Various techniques have been developed for estimating “conventional” reservoirs (those reservoirs produced using conventional oil well methods). These techniques have been modified to apply to un-conventional reservoirs (reservoirs produced by other methods), such as shales and coals.
Reservoirs found in organic-rich shales and coals contain hydrocarbon fluids that are under a strong influence of the pore walls of the rock. This is attributed to the high surface area to volume ratio of the small pores, the fluid-pore wall interaction modulated by the wettability, and by the small pore-size distribution. The pore-size distribution of these organic shales is generally in the nanometric level (10−9 m). At the nanometric scale, pore wall interaction may provide fluid-phase transition and physicochemical properties of the fluids. The fluid-pore wall interactions may also determine the adsorption mechanism. This may result in a complex density profile of the fluid form the pore walls to the centers of the pores. The density profile may also be a function of the pressure and temperature of the system.
Experimentally The adsorption of the gas molecules in a gas shale on the pore walls may lead to unique nuclear magnetic resonance (NMR) characteristics caused by a “gas wetting” phenomenon.
Adsorption is generally considered in terms of “isotherms;” that is, the adsorption is a function of pressure at a particular temperature. Isotherm tables used in oil and gas reservoir estimation are based on the Langmuir equation. To precisely employ the Langmuir equation, a detailed isotherm analysis in the laboratory of a well core at every pressure, up to the reservoir pressure, is needed, which may be impracticable.

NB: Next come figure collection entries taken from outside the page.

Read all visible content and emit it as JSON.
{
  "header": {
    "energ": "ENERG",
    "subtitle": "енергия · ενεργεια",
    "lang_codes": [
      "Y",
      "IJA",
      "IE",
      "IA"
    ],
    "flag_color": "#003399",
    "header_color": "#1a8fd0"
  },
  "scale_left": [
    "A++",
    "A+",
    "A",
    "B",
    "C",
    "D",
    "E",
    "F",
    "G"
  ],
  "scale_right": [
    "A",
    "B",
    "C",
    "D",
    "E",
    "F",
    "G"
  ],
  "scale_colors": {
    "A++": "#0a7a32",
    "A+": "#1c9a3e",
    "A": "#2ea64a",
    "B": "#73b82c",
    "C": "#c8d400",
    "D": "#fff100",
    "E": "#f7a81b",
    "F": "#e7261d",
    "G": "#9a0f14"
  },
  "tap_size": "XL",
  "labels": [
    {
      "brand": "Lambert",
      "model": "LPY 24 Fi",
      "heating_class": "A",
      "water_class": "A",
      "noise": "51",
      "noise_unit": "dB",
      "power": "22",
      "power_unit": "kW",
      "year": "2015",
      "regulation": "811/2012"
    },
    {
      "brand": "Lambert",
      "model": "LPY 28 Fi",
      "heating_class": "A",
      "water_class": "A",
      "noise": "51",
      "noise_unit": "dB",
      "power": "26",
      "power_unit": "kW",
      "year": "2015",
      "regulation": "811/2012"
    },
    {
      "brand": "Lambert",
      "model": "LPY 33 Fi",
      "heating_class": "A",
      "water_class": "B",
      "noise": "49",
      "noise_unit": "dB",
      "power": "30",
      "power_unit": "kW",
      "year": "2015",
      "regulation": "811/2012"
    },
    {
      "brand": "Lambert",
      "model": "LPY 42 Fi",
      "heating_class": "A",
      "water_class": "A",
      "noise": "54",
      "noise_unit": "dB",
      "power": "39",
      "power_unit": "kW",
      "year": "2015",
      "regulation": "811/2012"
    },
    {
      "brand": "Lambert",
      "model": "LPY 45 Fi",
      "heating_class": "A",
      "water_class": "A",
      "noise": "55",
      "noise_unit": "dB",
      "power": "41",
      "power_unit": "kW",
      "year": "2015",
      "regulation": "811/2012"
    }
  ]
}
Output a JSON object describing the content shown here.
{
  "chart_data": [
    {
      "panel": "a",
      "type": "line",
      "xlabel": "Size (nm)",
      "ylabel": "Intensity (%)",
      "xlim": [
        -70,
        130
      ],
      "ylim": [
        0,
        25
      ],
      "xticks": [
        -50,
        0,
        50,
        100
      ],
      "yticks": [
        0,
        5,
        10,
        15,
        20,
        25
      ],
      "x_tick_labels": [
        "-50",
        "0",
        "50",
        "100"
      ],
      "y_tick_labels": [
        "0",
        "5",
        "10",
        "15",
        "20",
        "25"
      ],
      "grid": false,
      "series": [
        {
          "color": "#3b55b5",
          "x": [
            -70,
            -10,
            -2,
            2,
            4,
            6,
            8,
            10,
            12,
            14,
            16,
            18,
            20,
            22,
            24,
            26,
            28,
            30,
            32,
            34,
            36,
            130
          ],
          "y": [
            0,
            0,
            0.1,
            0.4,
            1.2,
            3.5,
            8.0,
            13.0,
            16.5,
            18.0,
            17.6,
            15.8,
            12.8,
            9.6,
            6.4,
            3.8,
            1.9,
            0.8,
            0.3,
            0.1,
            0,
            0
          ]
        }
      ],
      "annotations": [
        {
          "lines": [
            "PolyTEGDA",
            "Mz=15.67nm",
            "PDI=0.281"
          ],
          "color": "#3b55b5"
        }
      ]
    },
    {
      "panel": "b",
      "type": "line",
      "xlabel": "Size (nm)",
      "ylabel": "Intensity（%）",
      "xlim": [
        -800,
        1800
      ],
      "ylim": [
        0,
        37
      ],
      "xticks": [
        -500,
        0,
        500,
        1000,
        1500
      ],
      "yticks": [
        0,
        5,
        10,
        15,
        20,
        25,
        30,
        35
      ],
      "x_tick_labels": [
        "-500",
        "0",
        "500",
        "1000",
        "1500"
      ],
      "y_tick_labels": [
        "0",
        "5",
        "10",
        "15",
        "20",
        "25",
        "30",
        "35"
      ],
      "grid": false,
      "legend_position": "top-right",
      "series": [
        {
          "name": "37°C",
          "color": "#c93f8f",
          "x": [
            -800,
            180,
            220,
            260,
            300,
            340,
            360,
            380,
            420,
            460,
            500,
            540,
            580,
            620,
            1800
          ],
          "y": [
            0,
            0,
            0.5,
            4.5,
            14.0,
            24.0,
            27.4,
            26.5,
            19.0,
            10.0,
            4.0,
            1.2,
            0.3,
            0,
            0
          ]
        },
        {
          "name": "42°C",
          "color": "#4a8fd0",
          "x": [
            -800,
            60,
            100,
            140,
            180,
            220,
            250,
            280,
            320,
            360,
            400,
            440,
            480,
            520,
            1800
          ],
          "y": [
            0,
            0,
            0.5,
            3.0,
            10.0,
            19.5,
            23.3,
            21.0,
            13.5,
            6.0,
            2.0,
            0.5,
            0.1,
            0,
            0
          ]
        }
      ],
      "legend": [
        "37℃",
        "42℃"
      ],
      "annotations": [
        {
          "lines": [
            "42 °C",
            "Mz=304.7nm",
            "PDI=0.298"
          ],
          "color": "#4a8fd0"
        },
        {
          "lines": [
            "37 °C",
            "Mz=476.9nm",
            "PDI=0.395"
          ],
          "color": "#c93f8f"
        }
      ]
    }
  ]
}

Furthermore, employing the Langmuir-based approach involves an iterative calculation to estimate two constants: Langmuir pressure and Langmuir volume, to create an isotherm curve for each specific sample. Such an isotherm curve represents a situation where a single adsorption layer is assumed for any porous media. Hence, it is an approximation for determining the fluid properties and the volumetric approach for calculating the reserve of organic-rich shales and coal reservoirs. Further, a Langmuir curve is measured on one sample, and the results are extrapolated to determine the volumetric calculations in the whole field.